Por: Noris Arroyave Hernández
En la era de la inmediatez, de las audiencias fragmentadas y de los mensajes diseñados para durar 15 segundos, la comunicación política enfrenta una disyuntiva que va mucho más allá de las métricas o la creatividad: su función en la vida democrática. Porque por más que las herramientas cambien y los formatos se transformen, hay algo que no puede diluirse: la responsabilidad ética de quienes comunican en nombre del poder.
Durante años, se ha insistido en la necesidad de adaptar la política a las lógicas del entorno digital: ser breves, emocionales, cercanos, virales. Y es cierto: la política que no se comunica, no existe. Pero lo que está en juego hoy no es si comunicar o no, sino cómo lo hacemos y desde dónde. ¿Para influir o para informar? ¿Para entretener o para generar conversación? ¿Para ganar clics o para dignificar el discurso público?
Detrás de cada estrategia, de cada guion, de cada contenido viral, hay decisiones que no son solo técnicas, sino profundamente políticas. Decisiones que moldean el tipo de liderazgo que promovemos, el vínculo que construimos con la ciudadanía y la calidad de nuestra conversación democrática.
En este contexto, la comunicación política no debería agotarse en el storytelling, el copy ingenioso o la capacidad de subirse a una tendencia. Aunque, para ser justos, es evidente que puede -y suele- hacerlo. El problema surge cuando eso se convierte en la norma: cuando la forma absorbe al fondo y el mensaje queda reducido a una ocurrencia efímera. La política necesita recuperar su dimensión ética y pedagógica. Porque el político que solo quiere entretener, deja de representar. Y el estratega que solo busca viralidad, renuncia a la posibilidad de construir significado en medio del ruido.
Byung-Chul Han lo plantea con claridad: en una sociedad donde todo debe mostrarse, lo que no se ve parece no existir; pero lo que se muestra en exceso, también corre el riesgo de vaciarse de sentido. Esa tensión entre exposición constante y pérdida de significado es uno de los mayores riesgos de la política digital contemporánea: confundir visibilidad con liderazgo, presencia con impacto, fama con representación.

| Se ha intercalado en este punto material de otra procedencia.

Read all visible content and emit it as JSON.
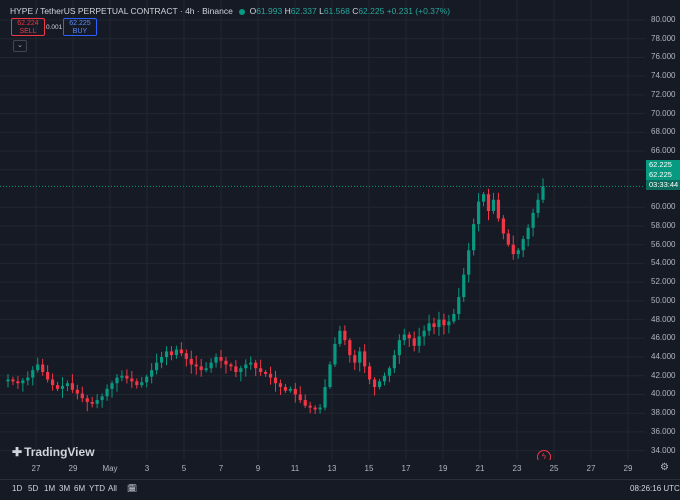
{
  "legend": {
    "symbol": "HYPE / TetherUS PERPETUAL CONTRACT · 4h · Binance",
    "o_label": "O",
    "o_val": "61.993",
    "h_label": "H",
    "h_val": "62.337",
    "l_label": "L",
    "l_val": "61.568",
    "c_label": "C",
    "c_val": "62.225",
    "change": "+0.231 (+0.37%)"
  },
  "trade": {
    "sell_price": "62.224",
    "sell_label": "SELL",
    "spread": "0.001",
    "buy_price": "62.225",
    "buy_label": "BUY"
  },
  "price_axis_ticks": [
    "80.000",
    "78.000",
    "76.000",
    "74.000",
    "72.000",
    "70.000",
    "68.000",
    "66.000",
    "64.000",
    "60.000",
    "58.000",
    "56.000",
    "54.000",
    "52.000",
    "50.000",
    "48.000",
    "46.000",
    "44.000",
    "42.000",
    "40.000",
    "38.000",
    "36.000",
    "34.000"
  ],
  "current_price": {
    "tag1": "62.225",
    "tag2": "62.225",
    "countdown": "03:33:44"
  },
  "time_axis_ticks": [
    "27",
    "29",
    "May",
    "3",
    "5",
    "7",
    "9",
    "11",
    "13",
    "15",
    "17",
    "19",
    "21",
    "23",
    "25",
    "27",
    "29"
  ],
  "bottom_bar": {
    "ranges": [
      "1D",
      "5D",
      "1M",
      "3M",
      "6M",
      "YTD",
      "All"
    ],
    "clock": "08:26:16 UTC"
  },
  "brand": "TradingView",
  "colors": {
    "up": "#089981",
    "down": "#f23645",
    "bg": "#161a25"
  },
  "chart_data": {
    "type": "candlestick",
    "title": "",
    "ylim": [
      33,
      80
    ],
    "x_ticks": [
      "27",
      "29",
      "May",
      "3",
      "5",
      "7",
      "9",
      "11",
      "13",
      "15",
      "17",
      "19",
      "21",
      "23",
      "25",
      "27",
      "29"
    ],
    "path_close": [
      41.6,
      41.4,
      41.2,
      41.5,
      41.8,
      42.6,
      43.2,
      42.4,
      41.6,
      41.0,
      40.6,
      40.9,
      41.2,
      40.5,
      40.1,
      39.6,
      39.2,
      39.0,
      39.4,
      39.8,
      40.6,
      41.2,
      41.8,
      42.0,
      41.7,
      41.4,
      41.0,
      41.3,
      41.9,
      42.6,
      43.4,
      44.0,
      44.6,
      44.2,
      44.8,
      44.4,
      43.8,
      43.2,
      43.0,
      42.6,
      42.8,
      43.4,
      44.0,
      43.6,
      43.2,
      43.0,
      42.4,
      42.8,
      43.2,
      43.4,
      42.8,
      42.4,
      42.2,
      41.8,
      41.2,
      40.8,
      40.4,
      40.6,
      40.0,
      39.4,
      38.8,
      38.6,
      38.4,
      38.6,
      40.8,
      43.2,
      45.4,
      46.8,
      45.8,
      44.2,
      43.4,
      44.6,
      43.0,
      41.6,
      40.8,
      41.4,
      42.0,
      42.8,
      44.2,
      45.8,
      46.4,
      46.0,
      45.2,
      46.2,
      46.8,
      47.6,
      47.2,
      48.0,
      47.4,
      47.8,
      48.6,
      50.4,
      52.8,
      55.4,
      58.2,
      60.6,
      61.4,
      59.6,
      60.8,
      58.8,
      57.2,
      56.0,
      55.0,
      55.4,
      56.6,
      57.8,
      59.4,
      60.8,
      62.225
    ]
  }
}
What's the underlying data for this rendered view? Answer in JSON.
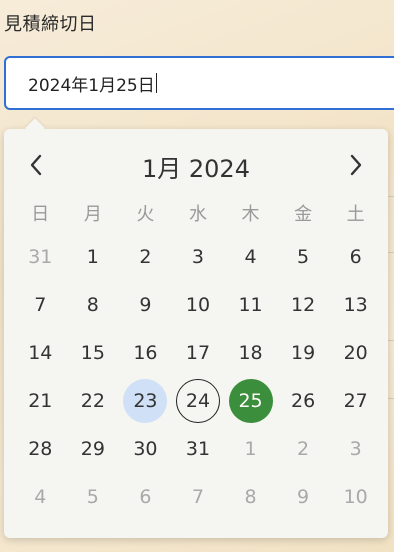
{
  "field": {
    "label": "見積締切日",
    "value": "2024年1月25日"
  },
  "calendar": {
    "month_title": "1月 2024",
    "prev_label": "previous-month",
    "next_label": "next-month",
    "weekdays": [
      "日",
      "月",
      "火",
      "水",
      "木",
      "金",
      "土"
    ],
    "weeks": [
      [
        {
          "d": "31",
          "s": "muted"
        },
        {
          "d": "1",
          "s": ""
        },
        {
          "d": "2",
          "s": ""
        },
        {
          "d": "3",
          "s": ""
        },
        {
          "d": "4",
          "s": ""
        },
        {
          "d": "5",
          "s": ""
        },
        {
          "d": "6",
          "s": ""
        }
      ],
      [
        {
          "d": "7",
          "s": ""
        },
        {
          "d": "8",
          "s": ""
        },
        {
          "d": "9",
          "s": ""
        },
        {
          "d": "10",
          "s": ""
        },
        {
          "d": "11",
          "s": ""
        },
        {
          "d": "12",
          "s": ""
        },
        {
          "d": "13",
          "s": ""
        }
      ],
      [
        {
          "d": "14",
          "s": ""
        },
        {
          "d": "15",
          "s": ""
        },
        {
          "d": "16",
          "s": ""
        },
        {
          "d": "17",
          "s": ""
        },
        {
          "d": "18",
          "s": ""
        },
        {
          "d": "19",
          "s": ""
        },
        {
          "d": "20",
          "s": ""
        }
      ],
      [
        {
          "d": "21",
          "s": ""
        },
        {
          "d": "22",
          "s": ""
        },
        {
          "d": "23",
          "s": "range"
        },
        {
          "d": "24",
          "s": "today"
        },
        {
          "d": "25",
          "s": "selected"
        },
        {
          "d": "26",
          "s": ""
        },
        {
          "d": "27",
          "s": ""
        }
      ],
      [
        {
          "d": "28",
          "s": ""
        },
        {
          "d": "29",
          "s": ""
        },
        {
          "d": "30",
          "s": ""
        },
        {
          "d": "31",
          "s": ""
        },
        {
          "d": "1",
          "s": "muted"
        },
        {
          "d": "2",
          "s": "muted"
        },
        {
          "d": "3",
          "s": "muted"
        }
      ],
      [
        {
          "d": "4",
          "s": "muted"
        },
        {
          "d": "5",
          "s": "muted"
        },
        {
          "d": "6",
          "s": "muted"
        },
        {
          "d": "7",
          "s": "muted"
        },
        {
          "d": "8",
          "s": "muted"
        },
        {
          "d": "9",
          "s": "muted"
        },
        {
          "d": "10",
          "s": "muted"
        }
      ]
    ],
    "colors": {
      "selected": "#3b8e3b",
      "range": "#cfe0f7",
      "input_border": "#2f6fd6"
    }
  }
}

Por eso, más allá del algoritmo, de las métricas y del formato, la comunicación política tiene una dimensión profundamente ética. Quienes formamos parte de este ecosistema -estrategas, asesores, equipos, voceros, candidatos- tenemos una responsabilidad ineludible: la de construir una conversación pública que no solo conecte, sino que aporte. Que fortalezca el pensamiento crítico. Que contribuya a recuperar la palabra y, con ella, la confianza en la política y los políticos.
También es momento de reconocer que, muchas veces, quienes estamos en este espacio hemos contribuido a banalizar la política. En lugar de fortalecer liderazgos con visión, hemos aplaudido lo inmediato, lo estético, lo efectista. Se ha vuelto habitual que campañas enteras giren en torno a símbolos vacíos: unos zapatos de colores, una coreografía en TikTok, una frase fácil de repetir. Mientras tanto, la realidad social -esa que no entra en un reel- sigue golpeando con fuerza a los mismos de siempre.
Además, esa conexión aparente sostenida por gestos vacíos tiende a romperse en el momento de gobernar. Cuando hay que dar resultados, ya no bastan los videos de 15 segundos ni las frases pegajosas. La ciudadanía empieza a exigir respuestas concretas, políticas públicas, soluciones reales. Y si el vínculo construido fue ilusorio, lo que sigue no es decepción: es deslegitimación. Lo hemos visto una y otra vez en América Latina, donde el desgaste de liderazgos que se construyeron más desde la estética que desde el fondo ha sido tan rápido como su ascenso.
Porque en política no estamos jugando a los contenidos: estamos hablando de personas reales, de vidas, de derechos, de abandono. Lo que decimos -y cómo lo decimos- en comunicación política no es inofensivo. Tiene consecuencias concretas sobre el rumbo de un país. Las decisiones estratégicas que se toman en una campaña influyen directamente en quién accede al poder, y por tanto, en las políticas que afectan la vida de millones. Estamos hablando del futuro de comunidades enteras, de niñas y niños que esperan un sistema de salud que funcione, de familias que necesitan seguridad, trabajo, dignidad. No estamos diseñando solo contenidos: estamos interviniendo en el tejido democrático.
Por eso, cuando renunciamos al fondo para sostener la forma, no solo empobrecemos el discurso: debilitamos la democracia y traicionamos a quienes más esperan de ella.
Hoy más que nunca, comunicar bien y con conciencia no es una ventaja competitiva: es una obligación democrática. Porque cuando se llega al poder sin contenido, se gobierna sin compromiso.